Contributors netapp-thomi netapp-aherbin

With System Manager, you use ONTAP standard methods to secure client and administrator access to storage and to protect against viruses. Advanced technologies are available for encryption of data at rest and for WORM storage.

Client authentication and authorization

ONTAP authenticates a client machine and user by verifying their identities with a trusted source. ONTAP authorizes a user to access a file or directory by comparing the user’s credentials with the permissions configured on the file or directory.

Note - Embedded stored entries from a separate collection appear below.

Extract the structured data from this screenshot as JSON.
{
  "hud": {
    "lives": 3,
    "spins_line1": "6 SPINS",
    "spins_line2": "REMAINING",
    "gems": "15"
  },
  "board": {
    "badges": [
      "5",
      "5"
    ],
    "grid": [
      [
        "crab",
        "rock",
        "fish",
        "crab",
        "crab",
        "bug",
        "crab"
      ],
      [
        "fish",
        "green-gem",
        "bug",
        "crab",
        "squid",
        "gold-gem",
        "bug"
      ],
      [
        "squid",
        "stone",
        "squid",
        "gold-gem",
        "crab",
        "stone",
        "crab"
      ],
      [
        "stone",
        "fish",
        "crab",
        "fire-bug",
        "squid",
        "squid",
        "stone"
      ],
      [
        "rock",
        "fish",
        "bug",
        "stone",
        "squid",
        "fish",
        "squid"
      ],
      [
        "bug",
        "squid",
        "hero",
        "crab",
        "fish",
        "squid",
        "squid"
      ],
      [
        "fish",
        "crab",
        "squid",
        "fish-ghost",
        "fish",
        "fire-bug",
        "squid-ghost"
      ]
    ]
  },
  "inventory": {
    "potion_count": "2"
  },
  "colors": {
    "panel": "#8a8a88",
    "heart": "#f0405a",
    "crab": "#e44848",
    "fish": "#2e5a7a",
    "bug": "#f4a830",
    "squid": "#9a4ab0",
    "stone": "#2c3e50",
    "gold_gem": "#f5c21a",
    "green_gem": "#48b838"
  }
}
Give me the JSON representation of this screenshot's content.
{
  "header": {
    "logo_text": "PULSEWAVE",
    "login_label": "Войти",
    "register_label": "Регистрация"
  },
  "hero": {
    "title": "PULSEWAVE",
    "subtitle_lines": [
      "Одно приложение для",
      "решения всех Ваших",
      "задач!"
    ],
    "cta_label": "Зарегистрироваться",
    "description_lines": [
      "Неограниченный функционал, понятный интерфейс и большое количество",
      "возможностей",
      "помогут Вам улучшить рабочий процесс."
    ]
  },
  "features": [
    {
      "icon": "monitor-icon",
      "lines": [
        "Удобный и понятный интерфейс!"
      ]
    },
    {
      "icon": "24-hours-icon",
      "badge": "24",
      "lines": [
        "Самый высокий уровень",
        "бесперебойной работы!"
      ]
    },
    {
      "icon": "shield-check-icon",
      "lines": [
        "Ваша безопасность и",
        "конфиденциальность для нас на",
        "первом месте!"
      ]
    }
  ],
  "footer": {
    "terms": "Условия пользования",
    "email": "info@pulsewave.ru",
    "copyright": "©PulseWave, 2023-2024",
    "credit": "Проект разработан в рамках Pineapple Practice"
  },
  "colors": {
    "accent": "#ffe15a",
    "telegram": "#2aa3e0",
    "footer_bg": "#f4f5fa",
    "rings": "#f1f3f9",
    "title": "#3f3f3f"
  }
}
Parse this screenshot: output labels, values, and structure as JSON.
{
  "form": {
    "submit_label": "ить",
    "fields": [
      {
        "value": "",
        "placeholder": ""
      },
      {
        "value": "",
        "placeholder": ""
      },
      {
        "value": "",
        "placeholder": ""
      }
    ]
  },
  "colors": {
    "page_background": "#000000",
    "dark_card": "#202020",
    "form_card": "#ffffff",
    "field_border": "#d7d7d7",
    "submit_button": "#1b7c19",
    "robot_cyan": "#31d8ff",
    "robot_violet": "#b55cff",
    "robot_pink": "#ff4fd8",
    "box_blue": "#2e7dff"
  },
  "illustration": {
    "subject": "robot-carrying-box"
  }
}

Administrator authentication and RBAC

Administrators use local or remote login accounts to authenticate themselves to the cluster and storage VM. Role-Based Access Control (RBAC) determines the commands to which an administrator has access.

Virus scanning

You can use integrated antivirus functionality on the storage system to protect data from being compromised by viruses or other malicious code. ONTAP virus scanning, called Vscan, combines best-in-class third-party antivirus software with ONTAP features that give you the flexibility you need to control which files get scanned and when.

Encryption

ONTAP offers both software- and hardware-based encryption technologies for ensuring that data at rest cannot be read if the storage medium is repurposed, returned, misplaced, or stolen.

WORM storage

SnapLock is a high-performance compliance solution for organizations that use write once, read many (WORM) storage to retain critical files in unmodified form for regulatory and governance purposes.